Prognosis Better for Medicare, Social Security
Washington Post Staff Writer
Wednesday, March 31, 1999; Page A1
The financial health of the Medicare and Social Security systems has improved dramatically, according to a new government forecast that could undermine the chances that Congress will reform either of the nation's main retirement programs this year.
The annual report, released by the Clinton administration yesterday, shows that Medicare, in particular, rests on far more solid fiscal ground than previously suspected. The fund that pays hospital bills is expected to last for 16 more years, seven years longer than predicted just a year ago.
The prognosis for Social Security, meanwhile, brightened for the second consecutive year, marking the biggest two-year improvement in the program's history apart from times when Congress had stepped in to keep the retirement system afloat. The program will be able to cover its expenses until 2034, two years longer than predicted last year, according to the new report.
The improved outlook for Social Security and Medicare, largely a result of the strong economy, carries significant political ramifications at a time when both President Clinton and Congress's Republican leaders have pledged to make reforms of the programs their central domestic policy goals this year. While Democrats and Republicans alike hailed the forecast as welcome news, policy experts on Capitol Hill and beyond cautioned that it could have the paradoxical effect of slowing the momentum for change.
"I think it probably will guarantee that we will do nothing this year," said Rep. Charles W. Stenholm (D-Tex.), a longtime budget expert and leading congressional advocate of Social Security reforms.
The new forecast does not suggest any reduction in the financial pressures the two programs eventually will face next century, as the government begins absorbing the health care and retirement expenses of the 77 million-strong baby boom generation. But the forecast pushes those problems slightly further into the future, just as the two political parties have started to seriously squabble -- and to display internal divisions -- over which approach to reform is best.
Apparently mindful that yesterday's news could dampen their drive for reform, Clinton and several of his Cabinet members immediately renewed their prodding of Congress to fix the programs this year.
"We should not be lulled into thinking that nothing more needs to be done," the president said at a Rose Garden ceremony. He repeated his call for Congress to devote part of future budget surpluses to Medicare and to begin to help elderly patients pay for prescription drugs, although he once again did not lay out specific proposals for restructuring the two programs.
Several leading congressional Republicans showed no interest in backing away from an issue that, polls suggest, has visceral appeal to the American public. "It is important that this not be used as an excuse to leave . . . reform for another day," said Rep. E. Clay Shaw Jr. (Fla.), chairman of the House Ways and Means Social Security subcommittee.

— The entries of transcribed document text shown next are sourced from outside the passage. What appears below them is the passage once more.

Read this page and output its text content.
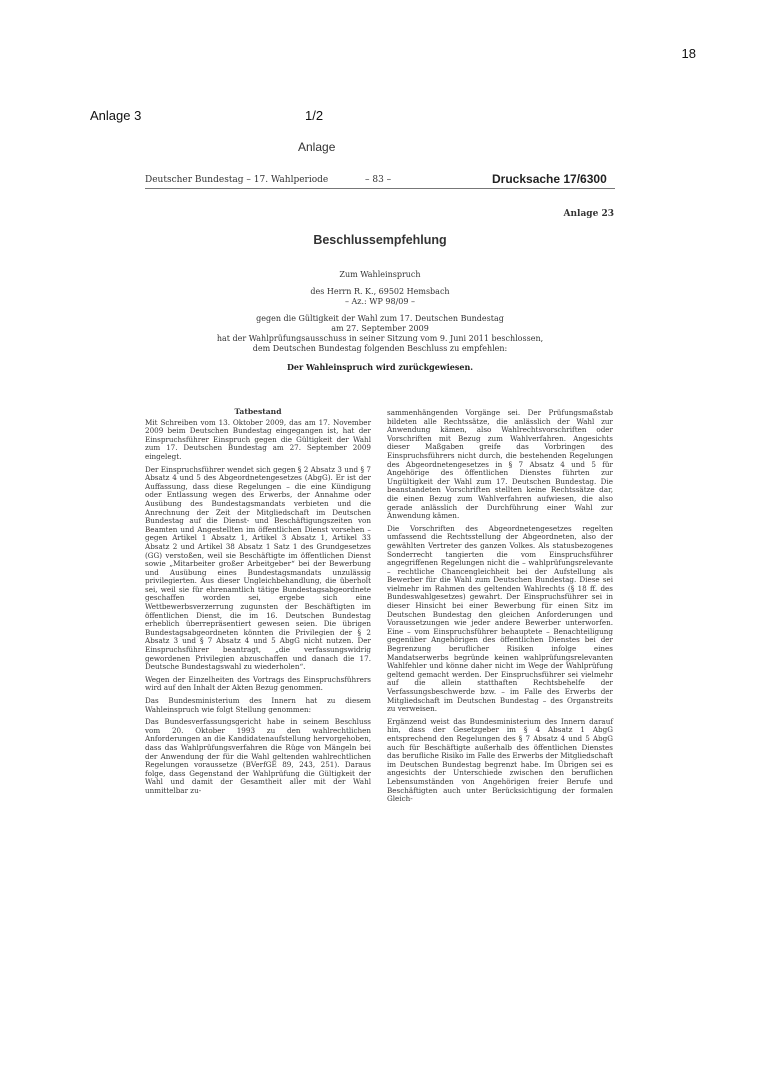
18
Anlage 3	1/2
Anlage
Deutscher Bundestag – 17. Wahlperiode	– 83 –	Drucksache 17/6300
Anlage 23
Beschlussempfehlung
Zum Wahleinspruch
des Herrn R. K., 69502 Hemsbach
– Az.: WP 98/09 –
gegen die Gültigkeit der Wahl zum 17. Deutschen Bundestag
am 27. September 2009
hat der Wahlprüfungsausschuss in seiner Sitzung vom 9. Juni 2011 beschlossen,
dem Deutschen Bundestag folgenden Beschluss zu empfehlen:
Der Wahleinspruch wird zurückgewiesen.
Tatbestand

Mit Schreiben vom 13. Oktober 2009, das am 17. November 2009 beim Deutschen Bundestag eingegangen ist, hat der Einspruchsführer Einspruch gegen die Gültigkeit der Wahl zum 17. Deutschen Bundestag am 27. September 2009 eingelegt.

Der Einspruchsführer wendet sich gegen § 2 Absatz 3 und § 7 Absatz 4 und 5 des Abgeordnetengesetzes (AbgG). Er ist der Auffassung, dass diese Regelungen – die eine Kündigung oder Entlassung wegen des Erwerbs, der Annahme oder Ausübung des Bundestagsmandats verbieten und die Anrechnung der Zeit der Mitgliedschaft im Deutschen Bundestag auf die Dienst- und Beschäftigungszeiten von Beamten und Angestellten im öffentlichen Dienst vorsehen – gegen Artikel 1 Absatz 1, Artikel 3 Absatz 1, Artikel 33 Absatz 2 und Artikel 38 Absatz 1 Satz 1 des Grundgesetzes (GG) verstoßen, weil sie Beschäftigte im öffentlichen Dienst sowie „Mitarbeiter großer Arbeitgeber“ bei der Bewerbung und Ausübung eines Bundestagsmandats unzulässig privilegierten. Aus dieser Ungleichbehandlung, die überholt sei, weil sie für ehrenamtlich tätige Bundestagsabgeordnete geschaffen worden sei, ergebe sich eine Wettbewerbsverzerrung zugunsten der Beschäftigten im öffentlichen Dienst, die im 16. Deutschen Bundestag erheblich überrepräsentiert gewesen seien. Die übrigen Bundestagsabgeordneten könnten die Privilegien der § 2 Absatz 3 und § 7 Absatz 4 und 5 AbgG nicht nutzen. Der Einspruchsführer beantragt, „die verfassungswidrig gewordenen Privilegien abzuschaffen und danach die 17. Deutsche Bundestagswahl zu wiederholen“.

Wegen der Einzelheiten des Vortrags des Einspruchsführers wird auf den Inhalt der Akten Bezug genommen.

Das Bundesministerium des Innern hat zu diesem Wahleinspruch wie folgt Stellung genommen:

Das Bundesverfassungsgericht habe in seinem Beschluss vom 20. Oktober 1993 zu den wahlrechtlichen Anforderungen an die Kandidatenaufstellung hervorgehoben, dass das Wahlprüfungsverfahren die Rüge von Mängeln bei der Anwendung der für die Wahl geltenden wahlrechtlichen Regelungen voraussetze (BVerfGE 89, 243, 251). Daraus folge, dass Gegenstand der Wahlprüfung die Gültigkeit der Wahl und damit der Gesamtheit aller mit der Wahl unmittelbar zu-

sammenhängenden Vorgänge sei. Der Prüfungsmaßstab bildeten alle Rechtssätze, die anlässlich der Wahl zur Anwendung kämen, also Wahlrechtsvorschriften oder Vorschriften mit Bezug zum Wahlverfahren. Angesichts dieser Maßgaben greife das Vorbringen des Einspruchsführers nicht durch, die bestehenden Regelungen des Abgeordnetengesetzes in § 7 Absatz 4 und 5 für Angehörige des öffentlichen Dienstes führten zur Ungültigkeit der Wahl zum 17. Deutschen Bundestag. Die beanstandeten Vorschriften stellten keine Rechtssätze dar, die einen Bezug zum Wahlverfahren aufwiesen, die also gerade anlässlich der Durchführung einer Wahl zur Anwendung kämen.

Die Vorschriften des Abgeordnetengesetzes regelten umfassend die Rechtsstellung der Abgeordneten, also der gewählten Vertreter des ganzen Volkes. Als statusbezogenes Sonderrecht tangierten die vom Einspruchsführer angegriffenen Regelungen nicht die – wahlprüfungsrelevante – rechtliche Chancengleichheit bei der Aufstellung als Bewerber für die Wahl zum Deutschen Bundestag. Diese sei vielmehr im Rahmen des geltenden Wahlrechts (§ 18 ff. des Bundeswahlgesetzes) gewahrt. Der Einspruchsführer sei in dieser Hinsicht bei einer Bewerbung für einen Sitz im Deutschen Bundestag den gleichen Anforderungen und Voraussetzungen wie jeder andere Bewerber unterworfen. Eine – vom Einspruchsführer behauptete – Benachteiligung gegenüber Angehörigen des öffentlichen Dienstes bei der Begrenzung beruflicher Risiken infolge eines Mandatserwerbs begründe keinen wahlprüfungsrelevanten Wahlfehler und könne daher nicht im Wege der Wahlprüfung geltend gemacht werden. Der Einspruchsführer sei vielmehr auf die allein statthaften Rechtsbehelfe der Verfassungsbeschwerde bzw. – im Falle des Erwerbs der Mitgliedschaft im Deutschen Bundestag – des Organstreits zu verweisen.

Ergänzend weist das Bundesministerium des Innern darauf hin, dass der Gesetzgeber im § 4 Absatz 1 AbgG entsprechend den Regelungen des § 7 Absatz 4 und 5 AbgG auch für Beschäftigte außerhalb des öffentlichen Dienstes das berufliche Risiko im Falle des Erwerbs der Mitgliedschaft im Deutschen Bundestag begrenzt habe. Im Übrigen sei es angesichts der Unterschiede zwischen den beruflichen Lebensumständen von Angehörigen freier Berufe und Beschäftigten auch unter Berücksichtigung der formalen Gleich-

Nevertheless, others on Capitol Hill said the prospects for major reform this year are fading. "Since these are very difficult programs to deal with, there will be a large number of members who will say, 'Well, we don't need to rush as quickly to come to an agreement,' " said G. William Hoagland, staff director of the Senate Budget Committee.
Such predictions were echoed yesterday by outside policy experts -- liberal and conservative, fans and foes of major overhauls of the two programs.
"I'm afraid [the new forecast] will just postpone our day of reckoning," said Gail Wilensky, a former director of the federal agency that runs Medicare.
"Our political system certainly runs at higher gear when a crisis is perceived. This takes away some of the notion of a crisis," said Urban Institute economist Marilyn Moon, one of two public members of the Social Security and Medicare board of trustees, which prepared the annual report.
Social Security is the nation's largest social program, paying monthly checks to about 44 million Americans who are retired, disabled or the survivors of workers who died prematurely. The program is funded through a 12.4 percent payroll tax, which is shared by workers and their employers.
According to the new analysis, the program will begin to spend more money than it takes in by 2014, one year later than previously expected, and will be unable to cover all its expenses 20 years after that.
Medicare, the government's second-largest social program, helps to pay the medical bills of about 39 million Americans. The prediction that the program would be able to pay its hospital bills until 2015 startled government officials and independent health economists alike. Just this month, the Congressional Budget Office -- traditionally less conservative than the program's trustees -- predicted that Medicare's hospital fund would stay solvent until 2012.
At a news conference at the Treasury Department yesterday on the release of the trustees' report, several members of Clinton's Cabinet said both programs have benefited in the past year from the nation's strong economy. That prosperity is helpful because more money from payroll taxes flows into the programs in times of low unemployment and high wages.
In addition, Health and Human Services Secretary Donna E. Shalala said that Medicare had been shored up by budget decisions two years ago that have limited payments to doctors and hospitals that treat elderly patients, as well as by recent government efforts to cut down on improper payments to health providers.
Staff writer Charles Babington contributed to this report.